ABSTRACT

While conducting a medical anthropological study of male infertility in a busy in vitro fertilisation (IVF) clinic in Beirut, Lebanon, I met Mohsen, a Southern Lebanese Shia Muslim man who had fled to the West African country of Cote d’Ivoire in 1977 to escape the ravages of civil war in his home community. Mohsen agreed to participate in my study, with assurances that his ethnographic interview would be private and confidential. Literally hanging and hiding his head in shame, Mohsen described to me how he and 11 other young Lebanese Shia Muslim refugee men had had serial, group intercourse with a West African prostitute. Following this episode, he contracted a sexually transmitted infection (STI), which was quickly resolved with an antibiotic.

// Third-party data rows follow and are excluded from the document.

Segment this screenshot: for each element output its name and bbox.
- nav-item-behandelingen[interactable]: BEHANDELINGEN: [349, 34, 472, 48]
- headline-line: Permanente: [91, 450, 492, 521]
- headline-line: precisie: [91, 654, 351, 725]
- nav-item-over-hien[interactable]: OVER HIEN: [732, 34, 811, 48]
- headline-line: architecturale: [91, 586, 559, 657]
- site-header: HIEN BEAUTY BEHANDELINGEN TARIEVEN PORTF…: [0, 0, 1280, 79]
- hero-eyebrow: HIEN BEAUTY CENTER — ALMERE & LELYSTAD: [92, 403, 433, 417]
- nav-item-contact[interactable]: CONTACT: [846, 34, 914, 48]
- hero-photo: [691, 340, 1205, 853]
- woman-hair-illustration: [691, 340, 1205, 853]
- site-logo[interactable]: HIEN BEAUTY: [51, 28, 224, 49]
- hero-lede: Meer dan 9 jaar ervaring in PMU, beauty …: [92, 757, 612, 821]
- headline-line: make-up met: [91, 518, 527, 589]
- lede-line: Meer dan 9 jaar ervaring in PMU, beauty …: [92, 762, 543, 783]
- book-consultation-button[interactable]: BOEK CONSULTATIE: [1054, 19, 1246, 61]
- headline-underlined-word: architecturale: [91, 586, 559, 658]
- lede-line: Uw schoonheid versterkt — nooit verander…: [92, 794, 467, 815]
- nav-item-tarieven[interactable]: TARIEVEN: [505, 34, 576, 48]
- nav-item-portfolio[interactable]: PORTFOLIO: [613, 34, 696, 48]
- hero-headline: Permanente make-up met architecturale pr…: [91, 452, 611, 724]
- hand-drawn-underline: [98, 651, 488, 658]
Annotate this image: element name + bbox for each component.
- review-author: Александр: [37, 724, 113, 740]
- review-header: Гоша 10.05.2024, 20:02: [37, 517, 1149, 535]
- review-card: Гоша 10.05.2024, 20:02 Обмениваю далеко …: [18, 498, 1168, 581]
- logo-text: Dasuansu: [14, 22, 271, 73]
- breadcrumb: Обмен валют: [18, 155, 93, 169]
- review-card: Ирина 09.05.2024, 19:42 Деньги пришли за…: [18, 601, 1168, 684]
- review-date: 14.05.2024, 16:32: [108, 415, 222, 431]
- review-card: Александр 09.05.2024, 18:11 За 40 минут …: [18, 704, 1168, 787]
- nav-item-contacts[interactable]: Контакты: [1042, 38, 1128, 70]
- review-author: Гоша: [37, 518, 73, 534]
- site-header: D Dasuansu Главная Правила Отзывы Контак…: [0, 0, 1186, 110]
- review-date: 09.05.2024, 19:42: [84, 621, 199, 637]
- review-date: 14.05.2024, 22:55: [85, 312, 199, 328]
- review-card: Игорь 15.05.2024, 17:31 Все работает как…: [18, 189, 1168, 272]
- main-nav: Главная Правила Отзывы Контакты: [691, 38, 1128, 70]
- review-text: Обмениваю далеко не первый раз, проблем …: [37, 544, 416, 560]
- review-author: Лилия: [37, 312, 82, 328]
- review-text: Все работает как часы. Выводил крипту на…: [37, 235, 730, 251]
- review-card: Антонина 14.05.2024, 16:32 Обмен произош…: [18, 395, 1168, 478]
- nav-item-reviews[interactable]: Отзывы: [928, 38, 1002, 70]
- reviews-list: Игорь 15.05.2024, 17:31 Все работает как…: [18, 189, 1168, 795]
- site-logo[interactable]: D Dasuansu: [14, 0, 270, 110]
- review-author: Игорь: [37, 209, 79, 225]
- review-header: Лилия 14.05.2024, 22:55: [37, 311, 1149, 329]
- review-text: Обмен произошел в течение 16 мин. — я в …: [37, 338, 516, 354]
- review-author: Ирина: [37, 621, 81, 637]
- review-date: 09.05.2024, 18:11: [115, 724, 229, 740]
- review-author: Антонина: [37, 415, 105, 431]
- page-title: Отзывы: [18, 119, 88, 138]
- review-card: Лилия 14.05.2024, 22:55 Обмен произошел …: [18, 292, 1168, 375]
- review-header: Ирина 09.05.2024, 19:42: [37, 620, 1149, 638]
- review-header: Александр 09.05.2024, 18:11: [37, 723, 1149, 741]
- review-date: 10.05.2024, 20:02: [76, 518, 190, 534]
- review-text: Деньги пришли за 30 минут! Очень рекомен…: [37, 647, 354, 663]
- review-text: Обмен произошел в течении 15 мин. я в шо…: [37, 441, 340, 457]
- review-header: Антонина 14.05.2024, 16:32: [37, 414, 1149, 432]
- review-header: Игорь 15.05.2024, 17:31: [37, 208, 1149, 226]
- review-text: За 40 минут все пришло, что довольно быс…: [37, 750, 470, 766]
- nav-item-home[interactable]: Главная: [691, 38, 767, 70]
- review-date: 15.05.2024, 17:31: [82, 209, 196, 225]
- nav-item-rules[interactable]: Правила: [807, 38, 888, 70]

Nonetheless, both Mohsen and his close hometown friend, Nabil, who had also participated in the group sex, had gone on to suffer from long-term infertility in their subsequent marriages, of 15- and 20-year durations, respectively. In Mohsen’s view, it was this zina, or illicit sex act, that had caused his infertility. He lamented: ‘Only God knows if this is the reason, but I think so. I feel guilty. But all of us were like this back in Abidjan [the capital of Cote d’Ivoire], because there were so many prostitutes.’